Kraus Revisited


Algis Valiunas in The Weekly Standard.

Vienna in the late 19th and early 20th centuries was a hotbed of genius, and the arch-journalist, poet, and playwright Karl Kraus (1874-1936) presided over this efflorescence of art and thought, knowing everything and everybody, making all the right friends and all the right enemies. From 1899 until his death, Kraus edited Die Fackel (the Torch) and for many years was the sole contributor to this landmark journal, which appeared whenever some gross fatuity in public life or telling grotesquerie in the daily press inflamed him—and which, on an especially inauspicious occasion, might run to some 300 pages of closely argued and eviscerating animadversion.

His admirers were legion, as one learns from Edward Timms's recent masterly intellectual biography.

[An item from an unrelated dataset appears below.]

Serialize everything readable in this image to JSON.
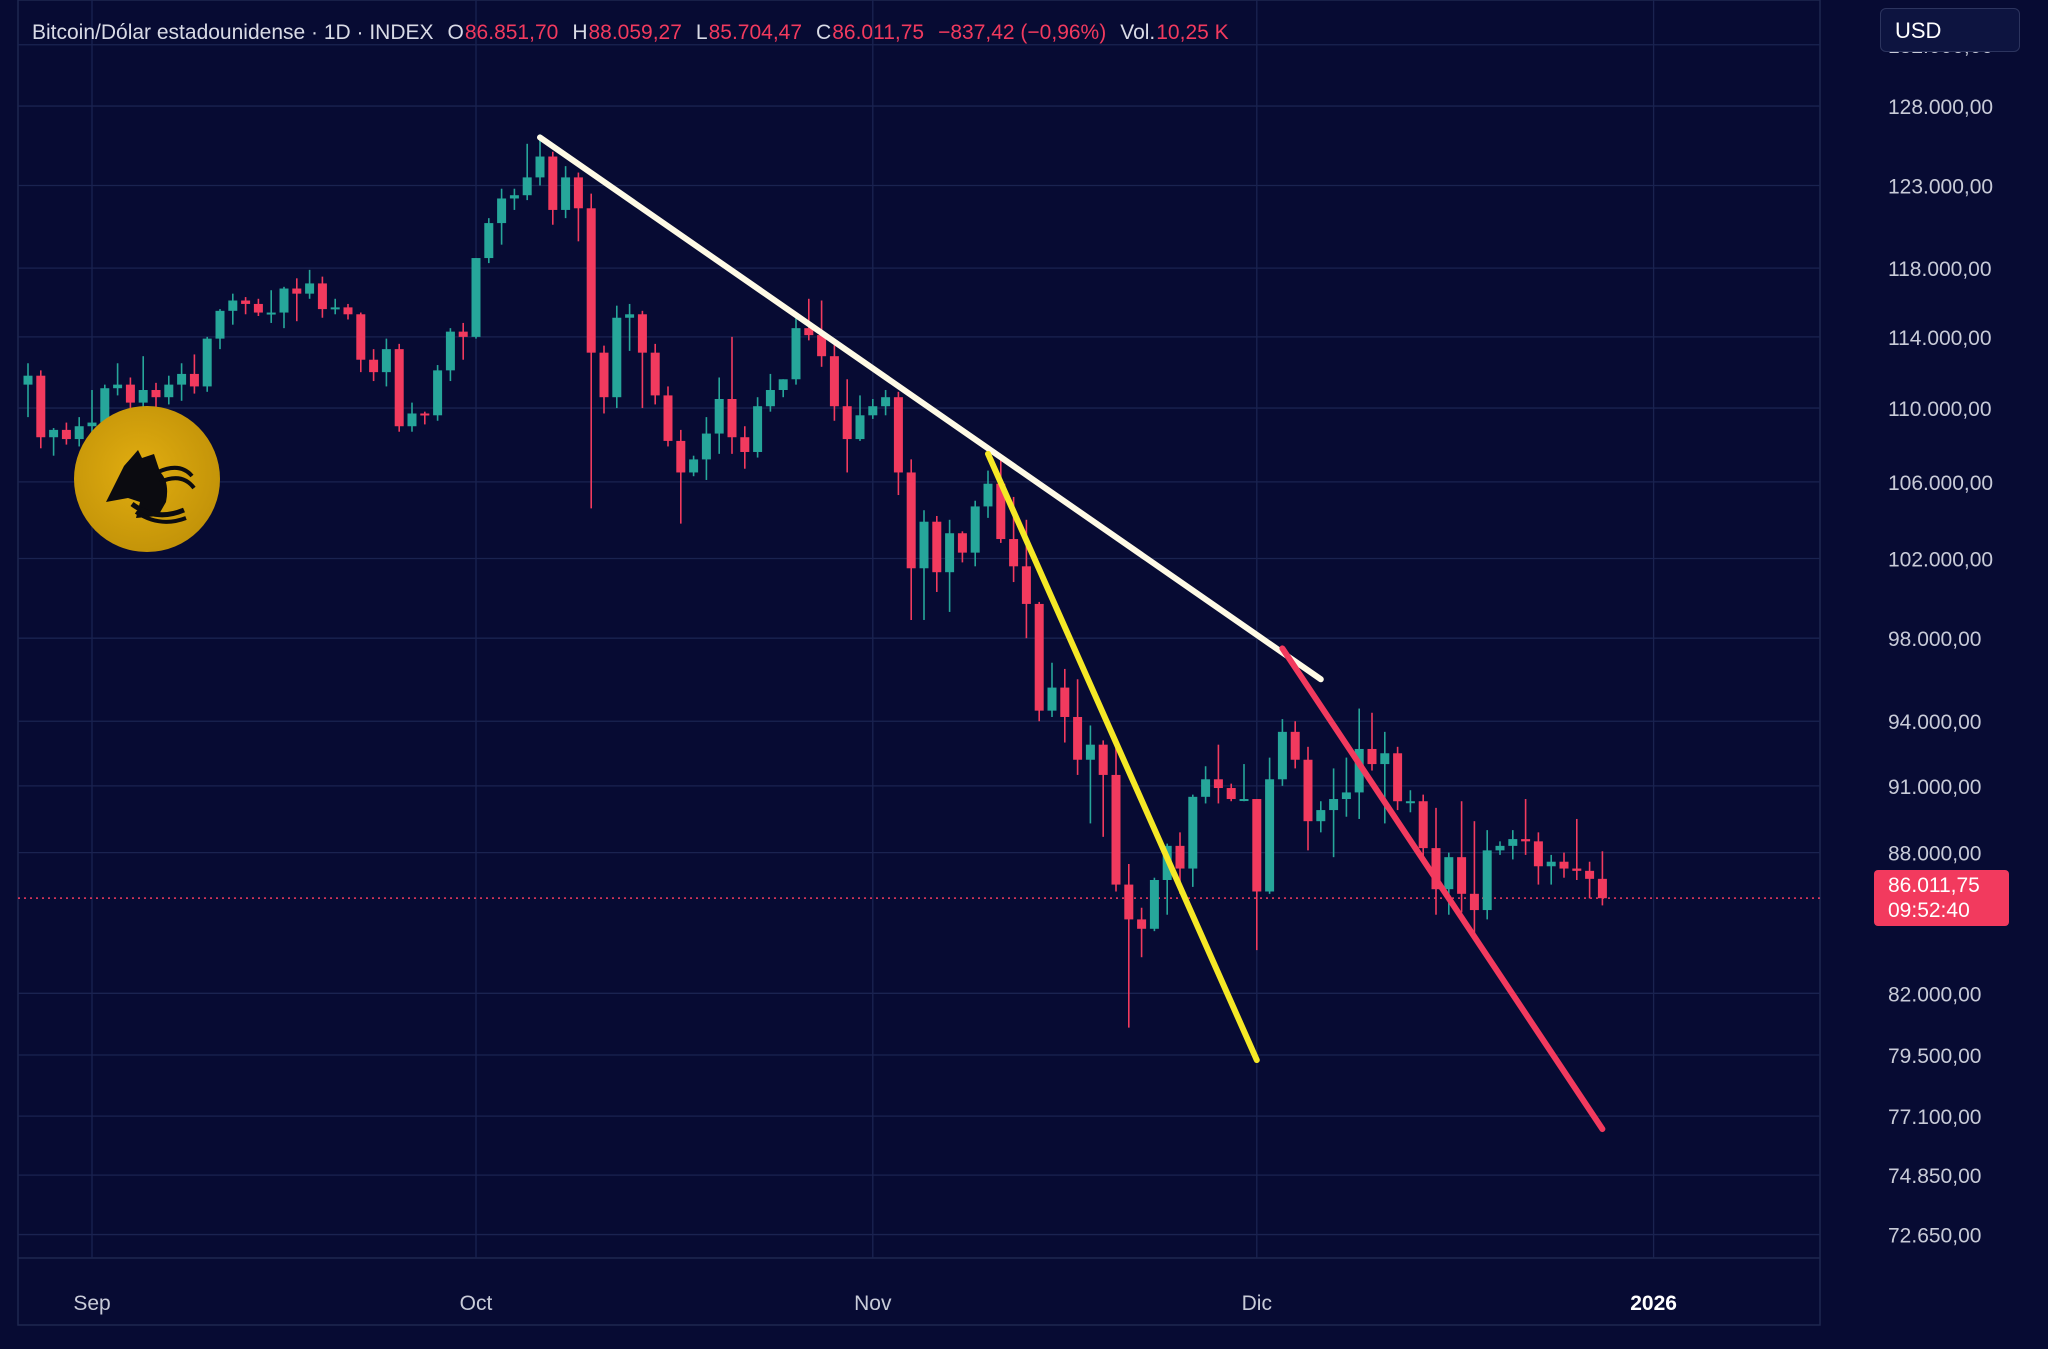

Freud wrote him fan letters in praise of his enlightened attitude toward sexuality; Kraus, in turn, congratulated Freud for recognizing that homosexuality ought not to be considered criminal or insane. (In due course Kraus soured on Freudian theory, and his most famous aphorism declares that "psychoanalysis is the mental illness for which it claims to be a cure.")

The modernist architect Adolf Loos, who disdained ornament and was bemused by the way Kraus excavated elemental truths buried in everyday palaver, designed the starkly elegant covers for Kraus's books. The Expressionist artist Oscar Kokoschka illustrated an apocalyptic Kraus essay with a lithograph of subhuman hordes poised to descend upon an overripe Europe. For Frank Wedekind, author of the scarifying Lulu plays, Kraus produced (and played a small role in) Pandora's Box, and the two friends took turns with the beautiful actress who starred in the show.